# Solution of recursive equations with FixedPointList

I want to solve an equation numerically for given starting values, then evaluate 3 integrals for this solution, set the results to the new starting values and iterate until the result converges. Here is what I do for given starting value:

Clear[xb, R, T, mu];
start = {1000, 3000, 0.7};
{R, T, mu} = start;
xb = xb /.FindRoot[NIntegrate[d a 2 Pi x, {x, 0, xb}] - L, {xb, 0,45}][[1]]
startneu = {NIntegrate[(r - ra) a 2 Pi x, {x, 0, xb}]/L,1/L (tc Integrate[x d a 2 Pi x, {x, 0, xb}] + tq NIntegrate[h a 2 Pi x, {x, 0, xb}]+ tl NIntegrate[a 2 Pi x, {x, 0, xb}]),  NIntegrate[lambda/vc d a 2 Pi x, {x, 0, xb}]}

Out[257]= {1000, 3000, 0.7}

During evaluation of In[256]:= NIntegrate::nlim: x = xb is not a valid limit of integration. >>
During evaluation of In[256]:= NIntegrate::nlim: x = xb is not a valid limit of integration. >>

Out[259]= 18.3864

Out[260]= {1400.11, 3438.07, 0.752977}


Now I would like to set start equal to the solution of the integrals and iterate until the result converges, ideally with FixedPointList or so, but I haven't found the right way.

• There is a typo in line 4. You need [[1]] at the end of the line. After fixing that after I copied the 5th line startneu = ... I got an error. Can you double check the code you have supplied and make corrections? Sep 17, 2015 at 14:15
• Sorry for the typo, the code should be Sep 17, 2015 at 15:28
• Thanks and sorry for the typo, I changed the code. Also, the d and r in the equations are functions. Sep 17, 2015 at 15:31

First a comment: in your code R, T and mu are not used in the function, so that it will return a constant value independently on your input.
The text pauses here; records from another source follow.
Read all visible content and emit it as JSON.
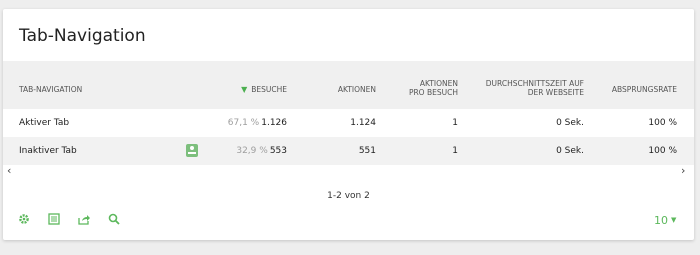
{
  "widget": {
    "title": "Tab-Navigation"
  },
  "columns": {
    "label": "TAB-NAVIGATION",
    "visits": "BESUCHE",
    "actions": "AKTIONEN",
    "actions_per_visit_line1": "AKTIONEN",
    "actions_per_visit_line2": "PRO BESUCH",
    "avg_time_line1": "DURCHSCHNITTSZEIT AUF",
    "avg_time_line2": "DER WEBSEITE",
    "bounce_rate": "ABSPRUNGSRATE"
  },
  "rows": [
    {
      "label": "Aktiver Tab",
      "visits_pct": "67,1 %",
      "visits": "1.126",
      "actions": "1.124",
      "actions_per_visit": "1",
      "avg_time": "0 Sek.",
      "bounce_rate": "100 %"
    },
    {
      "label": "Inaktiver Tab",
      "visits_pct": "32,9 %",
      "visits": "553",
      "actions": "551",
      "actions_per_visit": "1",
      "avg_time": "0 Sek.",
      "bounce_rate": "100 %"
    }
  ],
  "scroll": {
    "left": "‹",
    "right": "›"
  },
  "pagination": {
    "text": "1-2 von 2"
  },
  "footer": {
    "icons": [
      "gear-icon",
      "table-icon",
      "export-icon",
      "search-icon"
    ],
    "limit": "10"
  },
  "colors": {
    "accent": "#5cb85c",
    "header_bg": "#f0f0f0"
  }
}
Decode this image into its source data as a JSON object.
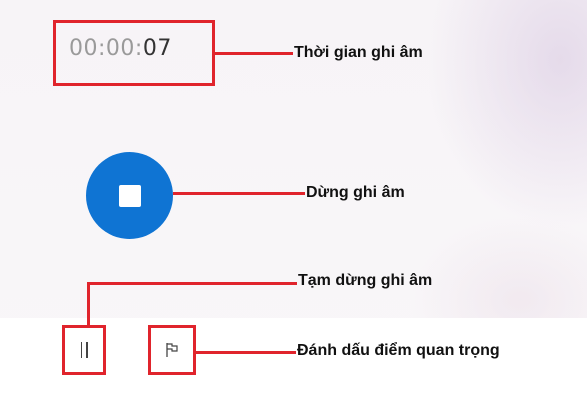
{
  "recorder": {
    "timer": {
      "hh": "00",
      "mm": "00",
      "ss": "07",
      "sep": ":"
    },
    "stop_button": {
      "icon": "stop-icon"
    },
    "pause_button": {
      "icon": "pause-icon"
    },
    "flag_button": {
      "icon": "flag-icon"
    },
    "accent_color": "#0f74d3"
  },
  "annotations": {
    "timer_label": "Thời gian ghi âm",
    "stop_label": "Dừng ghi âm",
    "pause_label": "Tạm dừng ghi âm",
    "flag_label": "Đánh dấu điểm quan trọng",
    "color": "#e0242c"
  }
}
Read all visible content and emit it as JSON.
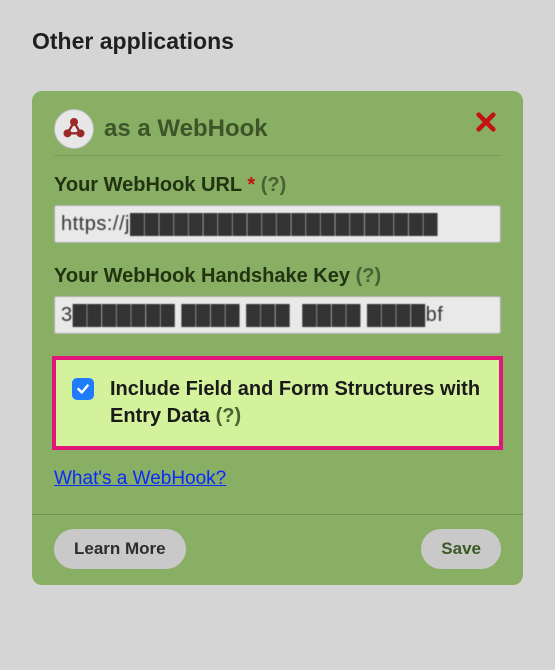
{
  "page": {
    "title": "Other applications"
  },
  "card": {
    "title": "as a WebHook",
    "close_icon": "close",
    "webhook_icon": "webhook",
    "url": {
      "label": "Your WebHook URL",
      "required_mark": "*",
      "help": "(?)",
      "value": "https://j█████████████████████"
    },
    "key": {
      "label": "Your WebHook Handshake Key",
      "help": "(?)",
      "value": "3███████ ████ ███  ████ ████bf"
    },
    "include_structures": {
      "checked": true,
      "label": "Include Field and Form Structures with Entry Data",
      "help": "(?)"
    },
    "link": {
      "text": "What's a WebHook?"
    },
    "footer": {
      "learn_more": "Learn More",
      "save": "Save"
    }
  }
}
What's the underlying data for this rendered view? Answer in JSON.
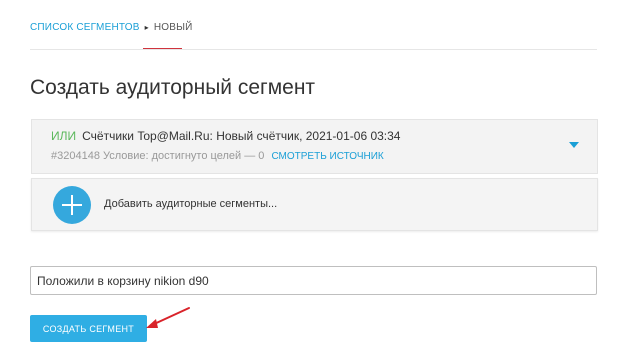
{
  "breadcrumb": {
    "parent": "список сегментов",
    "current": "новый"
  },
  "page": {
    "title": "Создать аудиторный сегмент"
  },
  "segment": {
    "operator": "или",
    "description": "Счётчики Top@Mail.Ru: Новый счётчик, 2021-01-06 03:34",
    "meta": "#3204148 Условие: достигнуто целей — 0",
    "link": "смотреть источник"
  },
  "add_segments": {
    "label": "Добавить аудиторные сегменты..."
  },
  "name_field": {
    "value": "Положили в корзину nikion d90"
  },
  "actions": {
    "create_label": "создать сегмент"
  },
  "colors": {
    "accent": "#1a9fd6",
    "button": "#2faee4",
    "operator_green": "#5cb85c",
    "annotation_red": "#d9232a"
  },
  "icons": {
    "breadcrumb_separator": "chevron-right-icon",
    "expand": "chevron-down-icon",
    "add": "plus-icon"
  }
}
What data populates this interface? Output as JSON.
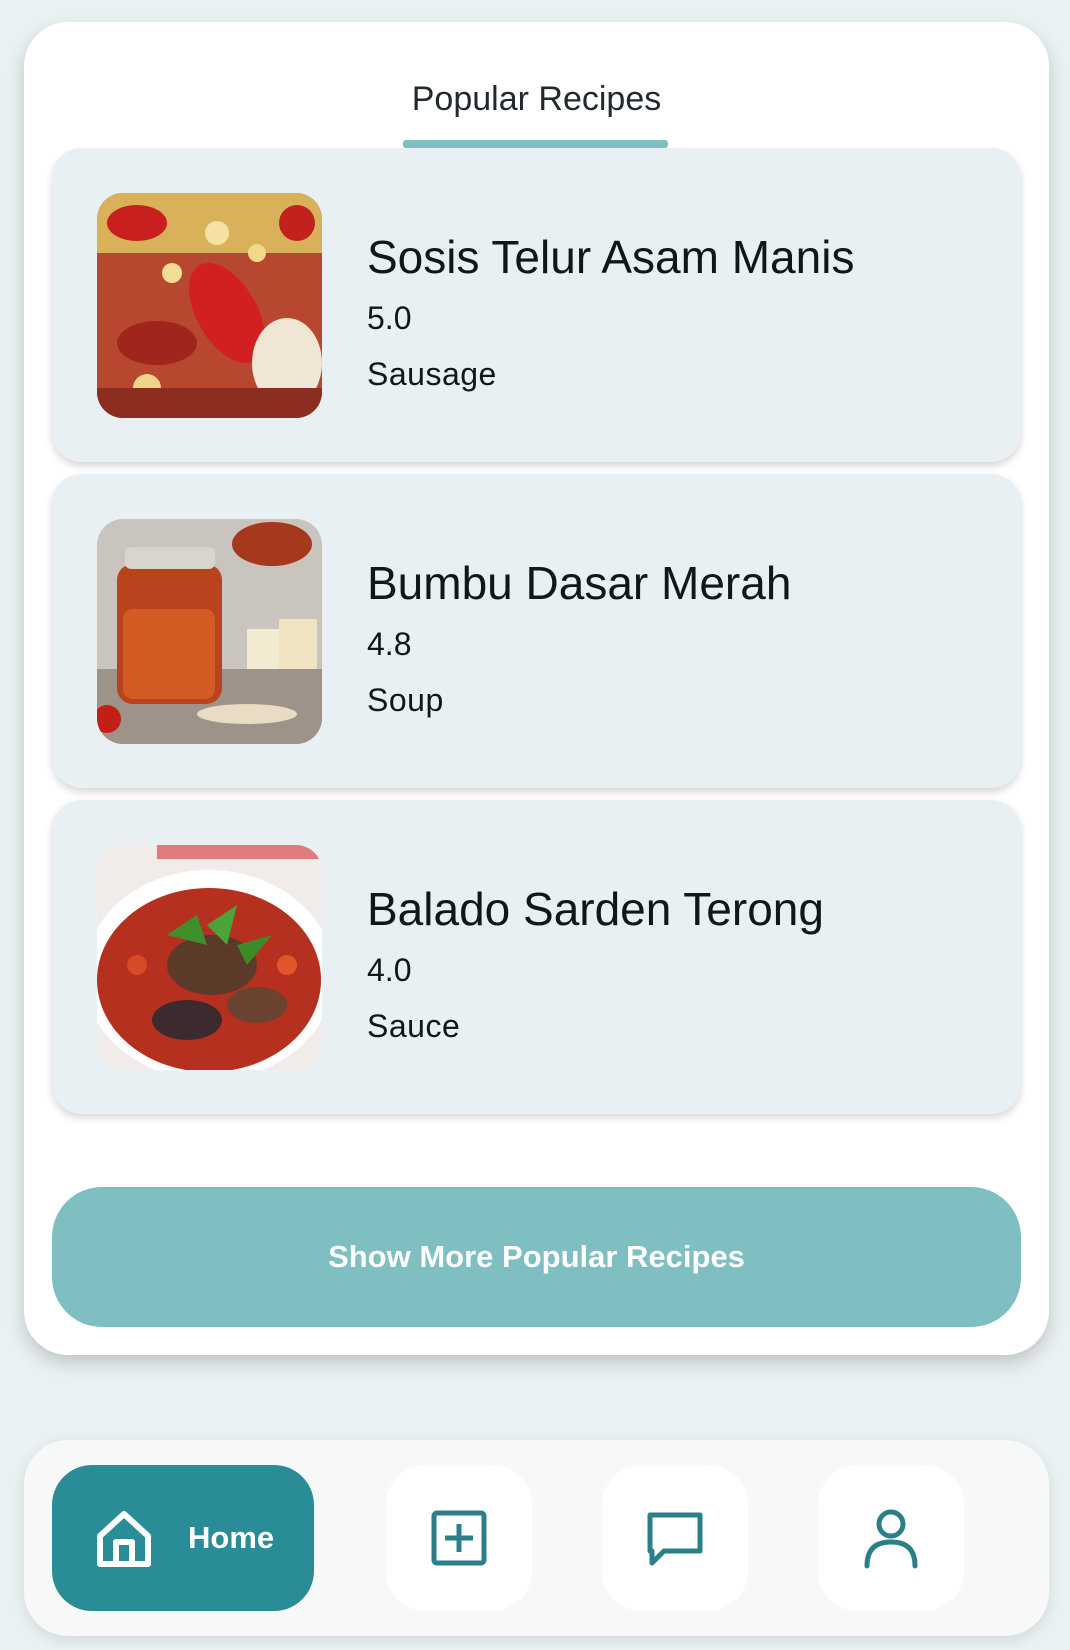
{
  "section": {
    "tab_title": "Popular Recipes"
  },
  "recipes": [
    {
      "name": "Sosis Telur Asam Manis",
      "rating": "5.0",
      "category": "Sausage"
    },
    {
      "name": "Bumbu Dasar Merah",
      "rating": "4.8",
      "category": "Soup"
    },
    {
      "name": "Balado Sarden Terong",
      "rating": "4.0",
      "category": "Sauce"
    }
  ],
  "show_more_label": "Show More Popular Recipes",
  "bottom_nav": {
    "home_label": "Home",
    "items": [
      "home-icon",
      "add-square-icon",
      "chat-bubble-icon",
      "user-icon"
    ]
  },
  "colors": {
    "accent": "#7fbec1",
    "nav_active": "#2a8c96",
    "card_bg": "#e9f0f4",
    "icon": "#2a7f88"
  }
}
A part from that, assuming that the formulae are fixed, the concept is this:

f[start_] :=
Module[{
xb, R, T, mu, startneu, r, ra, d, a, x, L, tq, tc, tl,
lambda, vc, h, i1, i2, i3
},
{R, T, mu} = start;
(* rest of the code *)
startneu = { i1, i2, i3 }
];

maxNumberOfIterations = 100;
result = FixedPoint[f, {1000, 3000, 0.7}, maxNumberOfIterations ]


The parameter maxNumberOfIterations avoids the function to be executed forever in case a fixed point does not exist.

Using:

result = FixedPointList[f, {1000, 3000, 0.7}, maxNumberOfIterations ]


will provide as a result the whole list of results up to the fixed point.